It’s not what it looks like

It’s not what it looks like. How many of us have had bad situations happen in our lives and others judged us without knowing the whole story? I can relate to the story of Mephibosheth. His nurse decided in fear to pick him up and started to run to protect him and instead ended up injuring him. There are so many parents and even single parents that can relate to this story. Children do not come with a manual. Most of us are trying to do the best we can with the resources and mental and emotional damage we are carrying while also carrying and trying to protect our children. A real parent wants better than what they had growing up, even if it was good. There is always better but sometimes good can be the enemy to better.
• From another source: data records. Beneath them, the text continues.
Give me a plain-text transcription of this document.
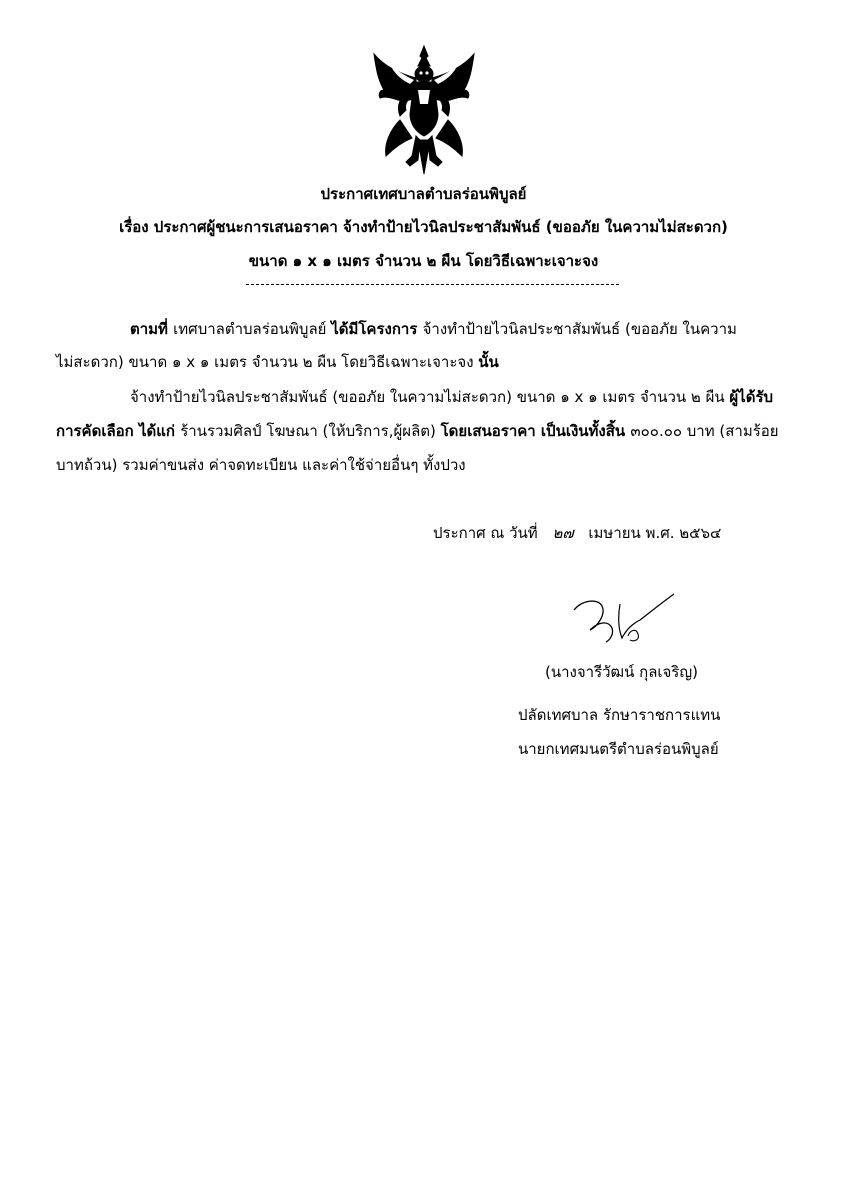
ประกาศเทศบาลตำบลร่อนพิบูลย์
เรื่อง ประกาศผู้ชนะการเสนอราคา จ้างทำป้ายไวนิลประชาสัมพันธ์ (ขออภัย ในความไม่สะดวก)
ขนาด ๑ x ๑ เมตร จำนวน ๒ ผืน โดยวิธีเฉพาะเจาะจง
ตามที่ เทศบาลตำบลร่อนพิบูลย์ ได้มีโครงการ จ้างทำป้ายไวนิลประชาสัมพันธ์ (ขออภัย ในความ
ไม่สะดวก) ขนาด ๑ x ๑ เมตร จำนวน ๒ ผืน โดยวิธีเฉพาะเจาะจง นั้น
จ้างทำป้ายไวนิลประชาสัมพันธ์ (ขออภัย ในความไม่สะดวก) ขนาด ๑ x ๑ เมตร จำนวน ๒ ผืน ผู้ได้รับ
การคัดเลือก ได้แก่ ร้านรวมศิลป์ โฆษณา (ให้บริการ,ผู้ผลิต) โดยเสนอราคา เป็นเงินทั้งสิ้น ๓๐๐.๐๐ บาท (สามร้อย
บาทถ้วน) รวมค่าขนส่ง ค่าจดทะเบียน และค่าใช้จ่ายอื่นๆ ทั้งปวง
ประกาศ ณ วันที่ ๒๗ เมษายน พ.ศ. ๒๕๖๔
(นางจารีวัฒน์ กุลเจริญ)
ปลัดเทศบาล รักษาราชการแทน
นายกเทศมนตรีตำบลร่อนพิบูลย์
His nurse didn’t just sit there because they had it good and didn’t assume they would be okay. No, she started running because she wanted better, and didn’t want that to be his end like his father and grandfather’s unexpected death as well. However, she ended up being the one to hurt him the most. There I was a single mother that had been through a difficult marriage and divorce. Then just three years after our divorce, their father, my ex-husband at 38 years old died. Just like Jonathan’s unexpected death in the battle that day, I was left carrying the weight of our young two sons and I was on the run. I was running from fear, abuse, and destruction, just like she was. Praying that I would be able to protect my sons from the aftermath of the war we had just come out of.

So many women have lost their spouses, their children’s fathers voluntarily or involuntary and our children have been left crippled and lamed. These situations have placed many of our children in situations that have compromised them physically, mentally, emotionally, psychologically, and even financially. There are thousands of children in the foster care system because of being dropped like Mephibosheth. However, every child that enters the foster care systems story is not because the child was being abused, it might be like my situation because while I was trying to protect mine, the weight became so great: he was dropped. This was heartbreaking to me, but we could no longer coexist together.

In my situation and many others, it’s not what it looks like. This means there is much more to it than what you are seeing or may know. Things got bad. I had a young son before I got married and when my ex-husband left me and we divorced, before this happened, I would constantly let him know I was not taking the boys with me. I was struggling because now I had three young sons to raise alone. My weight was great. All hell broke out in my home as soon as he closed his eyes. My second, his oldest, was being a bad example to his brother. So, it wasn’t just one of them, it was two of them at the same time. It began to affect my youngest son the most mentally.

The more I tried to protect and get him help, which was documented for two years during this time, it just got worse. I couldn’t take it anymore. I exhausted all my resources and when things became physical from my youngest son after multiple encounters, I realized things had to change. I had to let go because he would no longer collaborate with me. He was brought into the foster care system, and I was assigned an attorney. She spoke to me briefly on my first court date, having had some time to review my case. She said, “I know why you are here, but I also want you to know I am prepared to go to war for you.”

The moment I stood in front of the judge, he looked down and smiled at me and said, “Something is telling me you have done everything you can do. He had one request of me, and that was to never break my connection with my son. I didn’t, even when it became challenging. I was not charged with anything, but I went into the lion’s den for one year until God closed the mouth of the lions and cleared my name and reputation.

One day, I will share my testimony to encourage and strength other parents and youth, and my youngest son will as well. God will get the glory out of his life. The gates of hell did not prevail against me because of my relationship with Christ. God has not forgotten every Mephibosheth. Just like he caused King David to remember Mephibosheth, God is raising you like King David that will bring our sons to the king’s table, and they will be reminded who God has called them to be. They are royalty. They will be delivered from thinking they are nothing but a dog as he said because the enemy has stolen their fathers and caused them to be displaced. King David divinely restored everything to Mephibosheth that he should have had, and God is going to do the same for many young men.

2 Samuel 4:4 And Jonathan, Saul's son, had a son that was lame of his feet. He was five years old when the tidings came of Saul and Jonathan out of Jezreel, and his nurse took him up, and fled: and it happened, as she made haste to flee, that he fell, and became lame. And his name was Mephibosheth.